Le sport féminin français, qui évolue dans l’entre-deux du semi-professionnalisme, risque de pâtir encore plus de la crise sanitaire, après une percée ces dernières années sur les terrains et sur les écrans.
« Le sport féminin était déjà vulnérable avant, alors avec la crise sanitaire il l’est encore plus », explique Béatrice Barbusse, secrétaire générale de la Fédération française de handball. La présidente de la Ligue féminine de hand, Nodjialem Myaro, était d’ailleurs présente la semaine dernière lors du grand raout entre Emmanuel Macron et le monde du sport.
Selon les chiffres de l’Institut national de la jeunesse et de l’éducation populaire (Injep, dépendant du ministère de l’Éducation), près de 39 % des quelque 18 millions de licenciés étaient des femmes en 2019.

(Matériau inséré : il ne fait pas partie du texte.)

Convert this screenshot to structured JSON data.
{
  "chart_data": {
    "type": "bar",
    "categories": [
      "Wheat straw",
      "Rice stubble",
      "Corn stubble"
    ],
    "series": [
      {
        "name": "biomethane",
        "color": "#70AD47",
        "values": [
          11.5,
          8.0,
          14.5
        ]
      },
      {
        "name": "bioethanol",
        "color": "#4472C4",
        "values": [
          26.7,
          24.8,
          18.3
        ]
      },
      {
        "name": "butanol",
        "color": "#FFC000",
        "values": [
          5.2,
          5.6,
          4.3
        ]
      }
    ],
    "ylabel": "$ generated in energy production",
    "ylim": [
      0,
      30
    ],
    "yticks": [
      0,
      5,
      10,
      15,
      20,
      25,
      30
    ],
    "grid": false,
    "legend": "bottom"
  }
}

Pour l’instant, difficile d’estimer dans quelle proportion trinque le sport féminin, mais ses meilleurs défenseurs s’inquiètent.
« Plan de sauvegarde »
C’est justement pour « évaluer plus précisément les pertes des sports collectifs féminins » qu’un groupe de travail spécifique se met en place cette semaine au sein du Comité national olympique et sportif français (CNOSF), explique Brigitte Henriques, vice-présidente de la Fédération française de football (FFF). L’idée est aussi de travailler pour qu’au sein des deux premières divisions « tout le monde soit sous contrat fédéral » d’ici 2024, mais aussi de phosphorer sur « un plan de sauvegarde » du sport féminin, détaille Brigitte Henriques.
Car le sport féminin navigue entre deux eaux, en matière de statut. Exemple, la D2 de hand : « 52% des joueuses sont salariées, on est dans un semi-professionnalisme, des clubs ont 20 % de pro et d’autres 80 %, la situation est très hétérogène », explique ainsi Béatrice Barbusse. Dans les championnats d’élite du basket, du hand et du volley, les joueuses sont salariées, mais c’est relativement récent. Au rugby, un peu moins d’une trentaine de joueuses sont sous contrat, à mi-temps, avec la fédération.
Le salariat a permis de freiner « l’amateurisme marron », consistant à rémunérer des joueuses via des indemnités de transports ou autres, explique Béatrice Barbusse, qui fut présidente d’un club professionnel masculin (US Ivry, 2008-2012). « Ce sont les sections masculines qui financent, à partir du moment où il y a des pertes économiques chez les garçons, cela a un retentissement sur les sections féminines », ajoute Brigitte Henriques, qui met de côté sa paroisse, le foot, le moins mal loti de tous.
Du fait d’une politique volontariste, le foot féminin est passé de 50 000 à 200 000 licenciées depuis 2011. Malgré une baisse de 3 % de licenciés au total (garçons et filles confondus), 5 000 filles supplémentaires sont venues s’inscrire à la rentrée.
Manque de médiatisation
Cyrille Rougier, sociologue au Centre du droit et d’économie du sport (CDES), anticipe aussi des « choix stratégiques qui risquent de se faire un peu au détriment d’un sport féminin qui rapporte peu de revenus ». Craignant pour les finances de son club de basket féminin, le président de Montpellier (BLMA), Franck Manna, a pris la « sage décision » avant l’été de ne pas participer à l’Euroligue. Si les subventions publiques restent identiques, il enregistre « un recul de 25 à 30 % des partenaires », explique cet entrepreneur. « Je crains toujours pour le club, on a des modèles fragilisés par l’absence de droits télé », ajoute-t-il.
La championne de boxe Sarah Ourahmoune redoute aussi que le sport féminin ne soit qu’une « variable d’ajustement ». Elle regrette actuellement « le très peu de médiatisation », le manque « de portraits » ou « de reportages », qui « donnent aux petites filles l’envie, derrière, de s’inscrire dans un club ».
Pourtant depuis quelques années, la médiatisation du sport féminin progresse, mais par à-coups. Certains sports féminins non diffusés ont trouvé refuge auprès de « Sport en France », la chaîne du CNOSF.
Pendant le confinement, lorsque les chaînes ont repassé d’anciens matches, « on a vu beaucoup de sport masculin, mais la Coupe du monde de foot féminin qui avait fait un gros carton, aucune chaîne ne l’a retransmise ! », s’exclame Aurélie Bresson, fondatrice du magazine Les Sportives et présidente de la fondation Alice Milliat, du nom de cette pionnière du sport féminin.
« Pour que le sport au féminin soit réfléchi, il faut qu’il y ait des femmes autour de la table », plaide Sarah Ourahmoune, alors qu’il y a très peu de dirigeantes, notamment dans les fédérations. « On n’en est qu’au début du taf ! », renchérit Béatrice Barbusse.